Chile wrestles with religion and impunity
In Chile, the bishops and cardinals are genuine social authorities and are accorded special respect, though that social standing has been damaged in the scandal. The priesthood defends its application of ecclesiastical justice, separate from and in some ways "above" the civil code, due to the fact that "it is older than the Chilean state."
The Public Ministry, or attorney general's office, named special prosecutor Xavier Armendáriz to take over the Karamadi case, now that it has found its way into the Chilean civil system.
"The law will not show favoritism. The office of the accused will not influence this investigation," Armendáriz stated.
Of course, the fact that the prosecutor made the disclaimer is evidence that Chileans expect the opposite. Most people believe that priests - especially one of the most powerful - are not just like any other normal, average citizen and likely won't face the same penalties as an average citizen.
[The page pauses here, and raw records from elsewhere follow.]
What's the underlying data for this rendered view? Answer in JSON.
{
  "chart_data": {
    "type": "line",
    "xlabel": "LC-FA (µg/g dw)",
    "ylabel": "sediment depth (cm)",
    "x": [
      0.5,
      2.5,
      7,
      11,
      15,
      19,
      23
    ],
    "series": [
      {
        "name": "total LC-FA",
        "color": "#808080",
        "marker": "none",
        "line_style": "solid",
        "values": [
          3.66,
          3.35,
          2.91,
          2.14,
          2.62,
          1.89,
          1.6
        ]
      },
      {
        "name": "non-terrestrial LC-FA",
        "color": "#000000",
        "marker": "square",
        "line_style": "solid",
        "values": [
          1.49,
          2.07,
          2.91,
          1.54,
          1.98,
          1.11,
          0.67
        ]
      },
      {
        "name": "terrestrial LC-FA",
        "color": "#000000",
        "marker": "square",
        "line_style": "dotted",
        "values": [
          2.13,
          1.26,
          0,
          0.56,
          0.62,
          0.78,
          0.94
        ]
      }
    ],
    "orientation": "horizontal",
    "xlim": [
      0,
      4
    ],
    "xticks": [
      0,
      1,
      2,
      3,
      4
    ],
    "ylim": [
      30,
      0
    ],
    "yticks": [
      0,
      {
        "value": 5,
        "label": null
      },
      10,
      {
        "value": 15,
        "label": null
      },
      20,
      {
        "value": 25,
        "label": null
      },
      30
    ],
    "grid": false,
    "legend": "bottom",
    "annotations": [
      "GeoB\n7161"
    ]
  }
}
If the media and the public do not follow this case closely and keep the pressure on, there is no guarantee of sanctions.
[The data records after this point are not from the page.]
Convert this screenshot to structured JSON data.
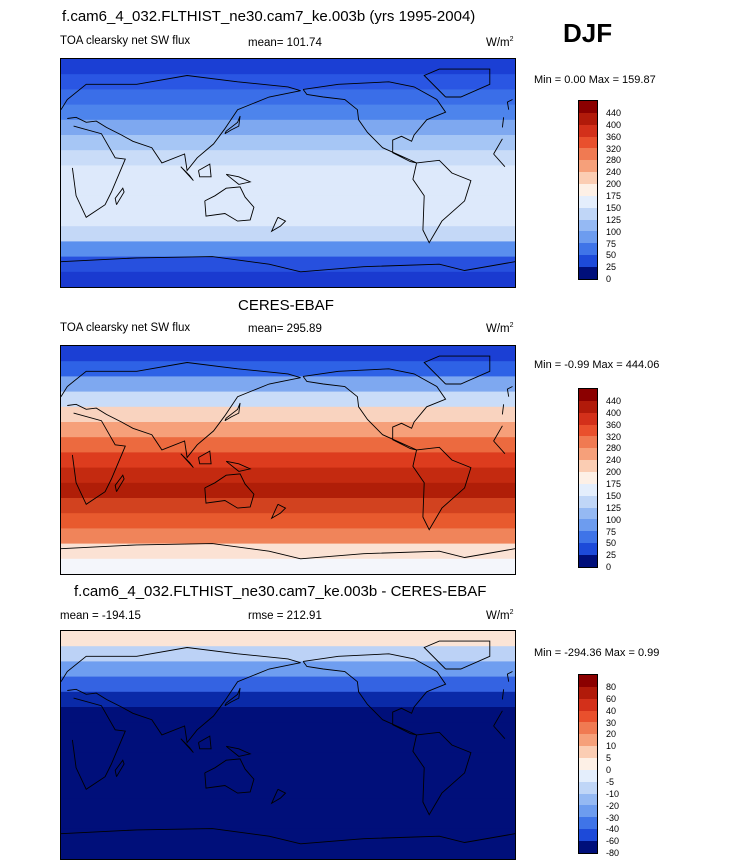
{
  "chart_data": [
    {
      "type": "heatmap",
      "title": "f.cam6_4_032.FLTHIST_ne30.cam7_ke.003b (yrs 1995-2004)",
      "variable": "TOA clearsky net SW flux",
      "mean_label": "mean= 101.74",
      "units_base": "W/m",
      "units_exp": "2",
      "minmax": "Min =   0.00 Max = 159.87",
      "levels": [
        "440",
        "400",
        "360",
        "320",
        "280",
        "240",
        "200",
        "175",
        "150",
        "125",
        "100",
        "75",
        "50",
        "25",
        "0"
      ],
      "lat_profile": [
        "#1b3fd4",
        "#2a56e3",
        "#3a6ee8",
        "#4d84ec",
        "#7ea8f0",
        "#a6c6f5",
        "#c9dcf8",
        "#dde9fb",
        "#dde9fb",
        "#dde9fb",
        "#dde9fb",
        "#c4d8f7",
        "#5a8fee",
        "#2750de",
        "#1a3ad0"
      ]
    },
    {
      "type": "heatmap",
      "title": "CERES-EBAF",
      "variable": "TOA clearsky net SW flux",
      "mean_label": "mean= 295.89",
      "units_base": "W/m",
      "units_exp": "2",
      "minmax": "Min =  -0.99 Max = 444.06",
      "levels": [
        "440",
        "400",
        "360",
        "320",
        "280",
        "240",
        "200",
        "175",
        "150",
        "125",
        "100",
        "75",
        "50",
        "25",
        "0"
      ],
      "lat_profile": [
        "#1b3fd4",
        "#2e62e6",
        "#7ea8f0",
        "#c9dcf8",
        "#f9d3bf",
        "#f6a07a",
        "#ec6a3f",
        "#dd3c1e",
        "#c42a10",
        "#b01e08",
        "#d2421f",
        "#e85a2e",
        "#f0845a",
        "#fbe2d4",
        "#f4f6fb"
      ]
    },
    {
      "type": "heatmap",
      "title": "f.cam6_4_032.FLTHIST_ne30.cam7_ke.003b - CERES-EBAF",
      "mean_label": "mean = -194.15",
      "rmse_label": "rmse = 212.91",
      "units_base": "W/m",
      "units_exp": "2",
      "minmax": "Min = -294.36 Max =   0.99",
      "levels": [
        "80",
        "60",
        "40",
        "30",
        "20",
        "10",
        "5",
        "0",
        "-5",
        "-10",
        "-20",
        "-30",
        "-40",
        "-60",
        "-80"
      ],
      "lat_profile": [
        "#fbe4d6",
        "#bcd2f6",
        "#6f9ef0",
        "#3463e2",
        "#0a2aa8",
        "#000f7a",
        "#000f7a",
        "#000f7a",
        "#000f7a",
        "#000f7a",
        "#000f7a",
        "#000f7a",
        "#000f7a",
        "#000f7a",
        "#000f7a"
      ]
    }
  ],
  "season": "DJF",
  "colors": {
    "cbar_main": [
      "#8b0000",
      "#b11a0a",
      "#d3301a",
      "#e9502d",
      "#f07a52",
      "#f6a07a",
      "#fbcdb3",
      "#fdf0e6",
      "#e4eefc",
      "#c0d6f7",
      "#95b9f3",
      "#6d9cef",
      "#3f74e8",
      "#1d4ad9",
      "#000f7a"
    ],
    "cbar_diff": [
      "#8b0000",
      "#b11a0a",
      "#d3301a",
      "#e9502d",
      "#f07a52",
      "#f6a07a",
      "#fbcdb3",
      "#fdf0e6",
      "#e4eefc",
      "#c0d6f7",
      "#95b9f3",
      "#6d9cef",
      "#3f74e8",
      "#1d4ad9",
      "#000f7a"
    ]
  }
}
Deputies, senators, and well-known politicians have come forward to defend the principle of "innocent until proven guilty". The public, however, condemned Karadima the moment they saw the tears of James Hamilton, this presitigious doctor and father of a prosperous family, revealing on camera in lurid detail the abuses he suffered at 17 years of age.
Cardinal Erráruriz, ashamed of his decision to ignore the case five years ago, said only, "I had no evidence with which to pursue an investigation at the time."
The victims meanwhile complain that no one in the Catholic Church listened to their stories, much less believed them - that is, until the press took their stories public.